Overview
HBM, high-bandwidth memory, is formed by vertically stacking multiple DRAM dies. Each die is connected to the logic die via through-silicon vias (TSVs), enabling 8-layer or 12-layer die stacks in a compact package. This combination of small form factor, high bandwidth, and high data rates has made HBM a mainstream memory solution for high-performance AI server GPUs.
The HBM3 extension HBM3E offers up to 8 Gbps transfer speed and 16 GB capacity. It was first announced by SK Hynix and is planned for volume production in 2024.
Market and Adoption
HBM is primarily used in AI servers. The latest HBM3e is deployed in NVIDIA's H200 announced in 2023. According to TrendForce, AI server shipments reached 860,000 units in 2022 and are expected to exceed 2 million units by 2026, a compound annual growth rate of 29%.
Growth in AI server shipments is driving a surge in HBM demand, together with increases in average HBM capacity per server. Estimates project a market size of about $15 billion in 2025, with year-over-year growth exceeding 50%.
HBM suppliers are mainly concentrated among SK Hynix, Samsung, and Micron. According to TrendForce, SK Hynix's market share in 2023 is estimated at 53%, Samsung 38%, and Micron 9%. Major process developments for HBM focus on CoWoS and TSV technologies.
HBM Generations
HBM1 was introduced in 2014 by AMD and SK Hynix as a competitor to GDDR. It used a 4-layer die stack and provided 128 GB/s bandwidth with 4 GB capacity, which outperformed GDDR5 at the time.
HBM2 was announced in 2016 and commercialized in 2018. Initially defined for 4 DRAM dies and later implemented more commonly as 8-die stacks, HBM2 offered 256 GB/s bandwidth, 2.4 Gbps data rate, and 8 GB capacity. HBM2E, proposed in 2018 and formalized in 2020, increased transfer speeds and capacity, offering 3.6 Gbps and 16 GB capacity.
HBM3 was released in 2020 and commercialized in 2022. It increased the number of stacked dies and the number of memory channels, supporting 6.4 Gbps and aggregate data rates up to 819 GB/s with 16 GB capacity. HBM3E, an enhanced HBM3 released by SK Hynix, provides up to 8 Gbps transfer speed and 24 GB capacity, with large-scale production planned for 2024.
Applications in GPUs and Servers
HBM's high bandwidth, low power consumption, and compact size make it well suited for AI server workloads. HBM first appeared in production GPUs with HBM2 in the 2016 NVP100 GPU, followed by use in V100 (HBM2) in 2017, A100 (HBM2) in 2020, H100 (HBM2e/HBM3) in 2022, and the H200 (HBM3e) in 2023, providing higher speeds and larger capacities for server deployments.

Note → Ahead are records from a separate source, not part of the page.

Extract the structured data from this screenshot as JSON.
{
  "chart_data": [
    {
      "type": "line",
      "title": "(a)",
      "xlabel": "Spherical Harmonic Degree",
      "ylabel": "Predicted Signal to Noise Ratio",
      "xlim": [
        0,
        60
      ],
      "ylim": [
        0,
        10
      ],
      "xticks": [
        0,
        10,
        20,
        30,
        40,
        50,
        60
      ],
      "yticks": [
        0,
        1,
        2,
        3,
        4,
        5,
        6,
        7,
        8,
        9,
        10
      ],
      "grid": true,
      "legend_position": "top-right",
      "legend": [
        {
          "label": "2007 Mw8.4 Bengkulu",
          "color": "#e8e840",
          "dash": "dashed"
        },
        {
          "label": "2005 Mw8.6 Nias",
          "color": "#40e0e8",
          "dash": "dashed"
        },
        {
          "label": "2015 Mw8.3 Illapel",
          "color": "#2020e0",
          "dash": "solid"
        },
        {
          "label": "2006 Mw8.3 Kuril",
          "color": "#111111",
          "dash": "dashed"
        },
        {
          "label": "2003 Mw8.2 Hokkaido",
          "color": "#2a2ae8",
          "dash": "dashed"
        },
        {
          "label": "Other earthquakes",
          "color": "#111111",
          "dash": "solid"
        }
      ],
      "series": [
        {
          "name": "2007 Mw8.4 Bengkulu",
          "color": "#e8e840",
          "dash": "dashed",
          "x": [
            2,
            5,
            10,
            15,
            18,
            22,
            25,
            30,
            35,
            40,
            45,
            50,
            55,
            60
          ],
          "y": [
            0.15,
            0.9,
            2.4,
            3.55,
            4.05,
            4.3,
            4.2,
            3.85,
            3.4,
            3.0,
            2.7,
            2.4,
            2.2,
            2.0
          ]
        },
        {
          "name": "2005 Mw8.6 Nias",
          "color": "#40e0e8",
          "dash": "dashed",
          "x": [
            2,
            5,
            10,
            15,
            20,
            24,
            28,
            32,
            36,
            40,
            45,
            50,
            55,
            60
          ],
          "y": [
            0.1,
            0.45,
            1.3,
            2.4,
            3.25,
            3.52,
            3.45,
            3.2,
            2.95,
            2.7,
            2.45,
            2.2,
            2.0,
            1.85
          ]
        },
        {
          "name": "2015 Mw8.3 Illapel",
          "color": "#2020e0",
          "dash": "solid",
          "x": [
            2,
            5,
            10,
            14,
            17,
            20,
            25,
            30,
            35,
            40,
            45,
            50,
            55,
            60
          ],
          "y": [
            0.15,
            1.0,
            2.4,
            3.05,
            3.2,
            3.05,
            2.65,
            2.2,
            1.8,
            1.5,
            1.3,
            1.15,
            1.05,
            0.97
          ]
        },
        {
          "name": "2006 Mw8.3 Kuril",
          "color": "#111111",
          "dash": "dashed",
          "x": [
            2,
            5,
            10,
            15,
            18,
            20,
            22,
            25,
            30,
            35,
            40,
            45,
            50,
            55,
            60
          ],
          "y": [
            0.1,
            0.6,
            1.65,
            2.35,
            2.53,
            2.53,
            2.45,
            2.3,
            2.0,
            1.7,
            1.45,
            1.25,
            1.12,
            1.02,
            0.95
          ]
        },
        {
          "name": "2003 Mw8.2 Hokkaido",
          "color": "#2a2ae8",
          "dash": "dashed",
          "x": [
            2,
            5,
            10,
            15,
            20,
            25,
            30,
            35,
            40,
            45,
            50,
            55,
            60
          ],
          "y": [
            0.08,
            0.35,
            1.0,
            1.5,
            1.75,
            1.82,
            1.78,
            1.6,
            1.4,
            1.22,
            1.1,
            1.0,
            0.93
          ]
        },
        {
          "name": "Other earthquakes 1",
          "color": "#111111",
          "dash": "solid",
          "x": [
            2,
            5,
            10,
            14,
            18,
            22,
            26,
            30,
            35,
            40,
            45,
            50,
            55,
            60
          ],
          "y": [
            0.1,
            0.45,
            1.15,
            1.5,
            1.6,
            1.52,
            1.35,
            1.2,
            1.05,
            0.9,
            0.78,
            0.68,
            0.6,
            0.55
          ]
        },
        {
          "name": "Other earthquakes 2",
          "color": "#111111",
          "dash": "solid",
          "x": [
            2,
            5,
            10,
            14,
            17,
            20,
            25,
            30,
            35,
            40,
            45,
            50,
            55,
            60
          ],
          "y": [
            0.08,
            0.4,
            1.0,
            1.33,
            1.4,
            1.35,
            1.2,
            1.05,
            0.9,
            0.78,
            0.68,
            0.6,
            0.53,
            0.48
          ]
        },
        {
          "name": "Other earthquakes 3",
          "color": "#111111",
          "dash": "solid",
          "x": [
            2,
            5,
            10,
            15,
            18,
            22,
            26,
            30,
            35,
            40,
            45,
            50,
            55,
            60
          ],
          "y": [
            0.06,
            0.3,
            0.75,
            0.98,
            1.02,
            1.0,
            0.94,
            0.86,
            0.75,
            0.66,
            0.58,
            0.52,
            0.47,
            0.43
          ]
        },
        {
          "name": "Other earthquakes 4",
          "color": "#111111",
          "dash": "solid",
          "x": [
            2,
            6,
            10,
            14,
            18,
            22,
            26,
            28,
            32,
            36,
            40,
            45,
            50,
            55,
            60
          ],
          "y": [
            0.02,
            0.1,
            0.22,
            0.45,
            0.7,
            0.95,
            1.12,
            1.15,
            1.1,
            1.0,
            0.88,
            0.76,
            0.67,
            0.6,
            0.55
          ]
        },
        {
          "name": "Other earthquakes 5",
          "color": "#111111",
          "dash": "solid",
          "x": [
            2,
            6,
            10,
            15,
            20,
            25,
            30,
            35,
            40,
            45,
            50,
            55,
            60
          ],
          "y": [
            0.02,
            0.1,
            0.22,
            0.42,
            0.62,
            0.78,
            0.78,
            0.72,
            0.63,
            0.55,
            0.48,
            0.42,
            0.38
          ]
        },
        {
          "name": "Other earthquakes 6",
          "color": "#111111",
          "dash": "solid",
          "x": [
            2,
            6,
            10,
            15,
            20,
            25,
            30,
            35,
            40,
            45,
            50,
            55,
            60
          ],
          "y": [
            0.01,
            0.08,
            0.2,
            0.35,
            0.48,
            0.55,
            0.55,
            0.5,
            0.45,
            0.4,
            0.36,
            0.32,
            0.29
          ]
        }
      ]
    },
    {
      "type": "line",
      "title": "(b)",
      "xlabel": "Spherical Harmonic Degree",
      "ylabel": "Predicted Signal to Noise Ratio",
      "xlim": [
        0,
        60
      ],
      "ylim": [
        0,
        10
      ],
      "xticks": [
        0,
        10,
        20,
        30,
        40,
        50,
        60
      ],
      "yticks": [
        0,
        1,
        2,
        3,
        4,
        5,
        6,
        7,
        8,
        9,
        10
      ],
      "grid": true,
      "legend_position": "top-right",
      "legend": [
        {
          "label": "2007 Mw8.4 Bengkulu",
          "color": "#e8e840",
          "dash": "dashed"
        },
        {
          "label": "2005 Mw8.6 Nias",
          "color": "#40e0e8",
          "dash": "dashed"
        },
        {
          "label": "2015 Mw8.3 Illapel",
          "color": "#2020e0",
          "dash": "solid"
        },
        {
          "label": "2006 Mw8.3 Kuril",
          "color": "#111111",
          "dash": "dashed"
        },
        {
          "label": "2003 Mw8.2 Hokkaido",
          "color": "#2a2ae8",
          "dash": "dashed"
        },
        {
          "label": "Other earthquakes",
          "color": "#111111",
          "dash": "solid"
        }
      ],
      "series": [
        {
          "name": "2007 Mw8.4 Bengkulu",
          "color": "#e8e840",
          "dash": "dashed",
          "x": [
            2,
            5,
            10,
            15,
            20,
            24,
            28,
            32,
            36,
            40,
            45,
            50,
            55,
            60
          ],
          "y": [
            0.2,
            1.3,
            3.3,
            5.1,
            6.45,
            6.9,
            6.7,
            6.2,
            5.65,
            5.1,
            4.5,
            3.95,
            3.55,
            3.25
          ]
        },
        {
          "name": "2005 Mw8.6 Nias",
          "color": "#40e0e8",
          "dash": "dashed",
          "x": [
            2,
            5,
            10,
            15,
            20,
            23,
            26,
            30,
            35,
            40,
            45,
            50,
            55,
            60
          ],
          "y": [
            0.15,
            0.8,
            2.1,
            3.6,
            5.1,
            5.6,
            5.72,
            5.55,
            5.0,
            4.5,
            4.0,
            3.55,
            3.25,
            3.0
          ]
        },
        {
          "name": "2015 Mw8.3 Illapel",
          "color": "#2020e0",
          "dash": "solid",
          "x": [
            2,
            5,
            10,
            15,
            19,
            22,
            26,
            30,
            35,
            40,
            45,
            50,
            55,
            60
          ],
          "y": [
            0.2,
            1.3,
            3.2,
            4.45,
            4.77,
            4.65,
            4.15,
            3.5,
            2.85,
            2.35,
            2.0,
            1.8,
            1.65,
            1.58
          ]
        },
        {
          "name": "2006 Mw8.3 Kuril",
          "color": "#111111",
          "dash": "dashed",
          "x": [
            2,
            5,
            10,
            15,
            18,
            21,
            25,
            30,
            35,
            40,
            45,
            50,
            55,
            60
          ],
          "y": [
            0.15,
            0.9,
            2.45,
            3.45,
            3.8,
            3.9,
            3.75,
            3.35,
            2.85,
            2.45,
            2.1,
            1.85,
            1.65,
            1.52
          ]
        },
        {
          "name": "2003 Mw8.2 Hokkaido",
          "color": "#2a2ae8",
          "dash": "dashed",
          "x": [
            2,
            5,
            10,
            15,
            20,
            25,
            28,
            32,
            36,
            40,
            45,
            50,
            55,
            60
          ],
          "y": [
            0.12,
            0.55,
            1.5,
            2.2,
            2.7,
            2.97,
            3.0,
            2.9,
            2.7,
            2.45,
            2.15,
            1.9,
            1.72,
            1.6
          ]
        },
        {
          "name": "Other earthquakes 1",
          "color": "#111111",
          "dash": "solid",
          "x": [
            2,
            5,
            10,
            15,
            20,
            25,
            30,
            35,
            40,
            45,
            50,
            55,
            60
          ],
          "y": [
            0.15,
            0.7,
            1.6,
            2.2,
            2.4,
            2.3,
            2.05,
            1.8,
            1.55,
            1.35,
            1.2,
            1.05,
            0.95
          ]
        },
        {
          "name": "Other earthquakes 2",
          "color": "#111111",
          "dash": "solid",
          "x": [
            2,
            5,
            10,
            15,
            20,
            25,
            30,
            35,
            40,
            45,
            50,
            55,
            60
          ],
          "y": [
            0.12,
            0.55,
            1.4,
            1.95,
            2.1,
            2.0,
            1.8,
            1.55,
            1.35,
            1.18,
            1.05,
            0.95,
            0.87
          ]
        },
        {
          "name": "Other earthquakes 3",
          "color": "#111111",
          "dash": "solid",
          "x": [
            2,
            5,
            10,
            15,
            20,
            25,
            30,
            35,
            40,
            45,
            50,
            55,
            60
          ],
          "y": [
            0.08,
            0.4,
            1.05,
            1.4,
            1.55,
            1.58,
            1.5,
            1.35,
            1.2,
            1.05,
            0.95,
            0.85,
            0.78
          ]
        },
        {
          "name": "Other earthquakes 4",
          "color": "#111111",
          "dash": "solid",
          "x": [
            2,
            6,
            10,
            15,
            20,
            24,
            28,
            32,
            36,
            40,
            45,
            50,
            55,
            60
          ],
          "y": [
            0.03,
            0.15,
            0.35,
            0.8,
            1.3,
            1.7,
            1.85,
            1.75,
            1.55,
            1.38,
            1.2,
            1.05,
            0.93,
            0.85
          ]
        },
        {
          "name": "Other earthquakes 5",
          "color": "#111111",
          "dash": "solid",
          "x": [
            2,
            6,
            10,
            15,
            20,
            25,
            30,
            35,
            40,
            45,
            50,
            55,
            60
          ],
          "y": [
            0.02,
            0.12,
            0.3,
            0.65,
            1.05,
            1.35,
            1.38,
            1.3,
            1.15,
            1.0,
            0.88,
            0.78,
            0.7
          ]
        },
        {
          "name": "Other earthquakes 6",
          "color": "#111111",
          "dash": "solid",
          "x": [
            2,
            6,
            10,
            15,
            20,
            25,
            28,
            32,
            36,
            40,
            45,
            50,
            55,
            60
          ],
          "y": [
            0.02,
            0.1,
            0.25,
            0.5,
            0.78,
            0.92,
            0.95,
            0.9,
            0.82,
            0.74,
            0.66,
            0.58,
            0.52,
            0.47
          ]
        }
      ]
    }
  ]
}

Suppliers and Competitive Landscape
HBM supply is dominated by SK Hynix, Samsung, and Micron. The three memory suppliers handle DRAM die production and stacking and compete on technology upgrades. SK Hynix collaborated with AMD to release the first HBM and led early supply of HBM3E, securing first-mover advantages and major OEM relationships. Samsung supplies other cloud providers. TrendForce data for 2022 showed SK Hynix at about 50% market share, Samsung about 40%, and Micron about 10%; 2023 estimates are SK Hynix 53%, Samsung 38%, and Micron 9%.
Packaging Technologies: CoWoS and TSV
HBM packaging advances primarily involve CoWoS and TSV.
1) CoWoS: CoWoS places DRAM dies on a silicon interposer and connects them to the underlying substrate using Chip-on-Wafer (CoW) packaging processes. In practice, chips are bonded to the silicon wafer via the CoW process, and the CoW chips are then connected to the substrate to form a CoWoS assembly. TSMC's CoWoS is the mainstream solution for integrating HBM with GPUs. By shortening interconnect lengths, CoWoS enables higher data transfer speeds and is widely used in accelerators such as A100 and GH200.
2) TSV: Through-silicon vias are the core technology for scaling capacity and bandwidth. TSVs are formed by drilling through the full thickness of the silicon wafer to create thousands of vertical interconnects between the front and back of the chip. In HBM, multiple DRAM dies are stacked and connected with TSVs and solder bumps. Only the bottom die connects externally to the memory controller; the other dies are interconnected internally through TSVs.